Undoubtedly, another reason for the surge of investment in foreign stocks is the negative attitude toward business in the U.S. “The Japanese do everything they can to make their strongest and most competitive companies do well. Americans attack their largest and most successful companies,” says Andrew J. Hutchings, an equity manager for Royal Trust Co. in Toronto.

 Institutionalized inflation

Leading the attack are government agencies such as the Environmental Protection Agency and the Occupational Safety & Health Administration, whose sometimes arbitrary regulations can cost companies unexpected—and enormous—amounts of money. “Twenty years ago you didn’t have the government agencies that could change a company’s rate of return tomorrow,” points out Gershon N. Mandelker, associate professor of business administration at the University of Pittsburgh.

Mandelker further contends that the current Administration is capitalizing on this antibusiness sentiment. “People like to have villains, and Carter is blaming the oil companies for our economic problems,” he says. “Inflation is caused by government printing money, not by sheiks raising oil prices.”

Whatever caused it, the institutionalization of inflation—along with structural changes in communications and psychology—have killed the U.S. equity market for millions of investors. “We are all thinking shorter term than our fathers and our grandfathers,” says Manuel Alvarez de Toledo, of Shearson Loeb Rhoades Inc.’s Hong Kong office.

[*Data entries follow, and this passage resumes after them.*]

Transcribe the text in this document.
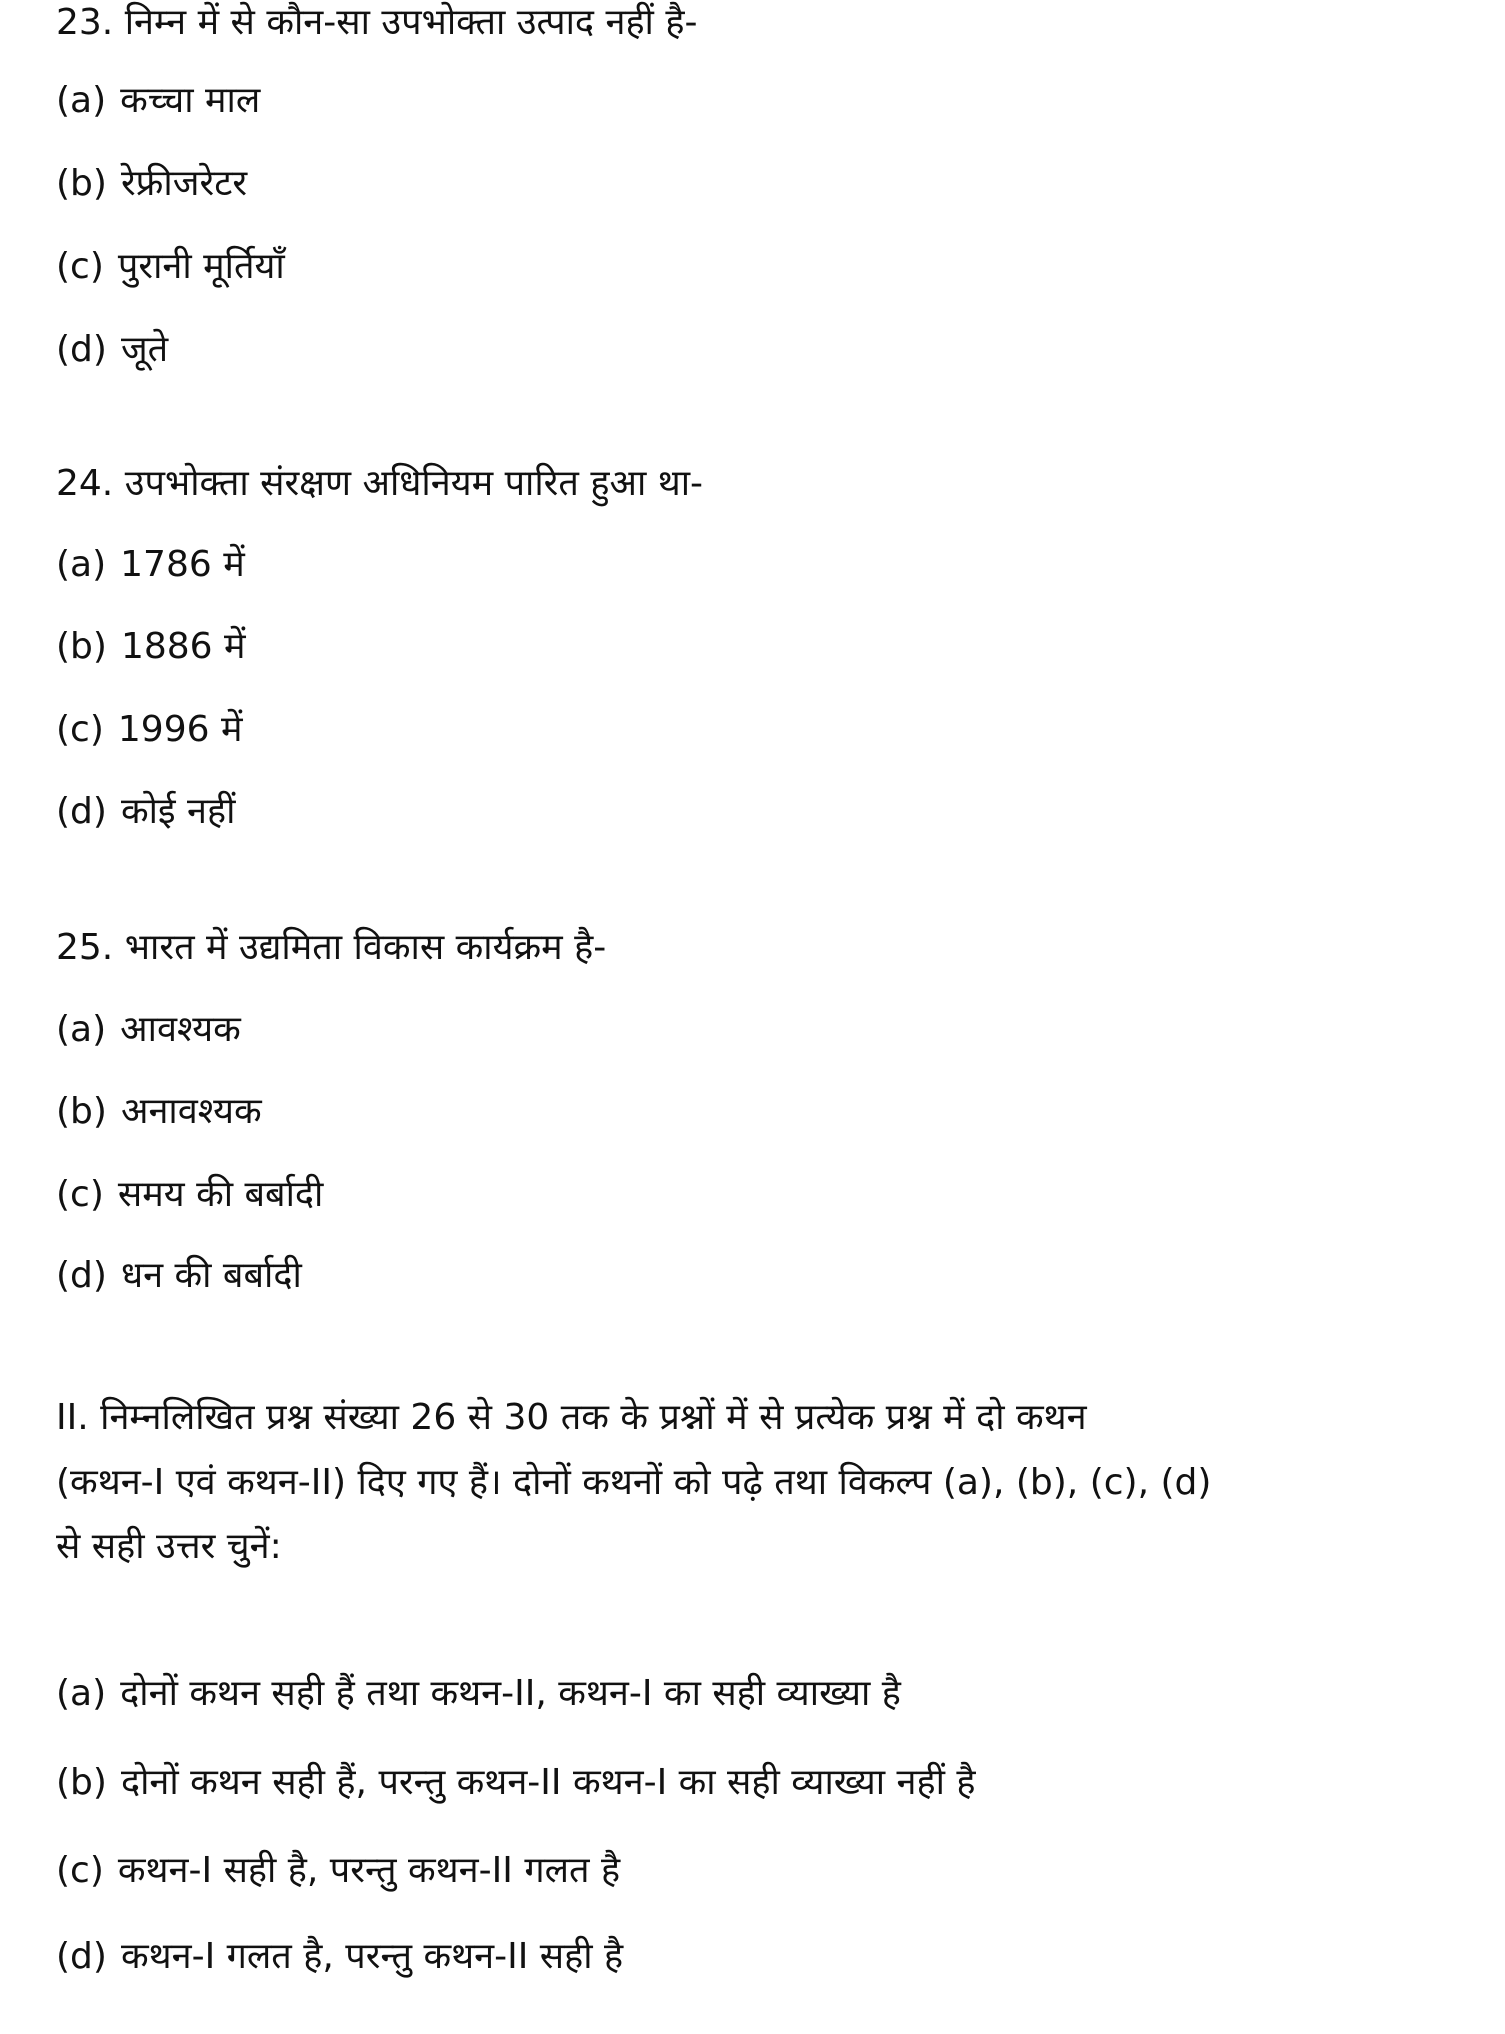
23. निम्न में से कौन-सा उपभोक्ता उत्पाद नहीं है-
(a) कच्चा माल
(b) रेफ्रीजरेटर
(c) पुरानी मूर्तियाँ
(d) जूते
24. उपभोक्ता संरक्षण अधिनियम पारित हुआ था-
(a) 1786 में
(b) 1886 में
(c) 1996 में
(d) कोई नहीं
25. भारत में उद्यमिता विकास कार्यक्रम है-
(a) आवश्यक
(b) अनावश्यक
(c) समय की बर्बादी
(d) धन की बर्बादी
II. निम्नलिखित प्रश्न संख्या 26 से 30 तक के प्रश्नों में से प्रत्येक प्रश्न में दो कथन
(कथन-I एवं कथन-II) दिए गए हैं। दोनों कथनों को पढ़े तथा विकल्प (a), (b), (c), (d)
से सही उत्तर चुनें:
(a) दोनों कथन सही हैं तथा कथन-II, कथन-I का सही व्याख्या है
(b) दोनों कथन सही हैं, परन्तु कथन-II कथन-I का सही व्याख्या नहीं है
(c) कथन-I सही है, परन्तु कथन-II गलत है
(d) कथन-I गलत है, परन्तु कथन-II सही है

Today, the old attitude of buying solid stocks as a cornerstone for one’s life savings and retirement has simply disappeared. Says a young U.S. executive: “Have you been to an American stockholders’ meeting lately? They’re all old fogies. The stock market is just not where the action’s at.”


ARWM comment: From August 1, 1979 to July 31, 1999 the S&P 500 index returned an annualized 17.6% (dividends reinvested). Dead indeed.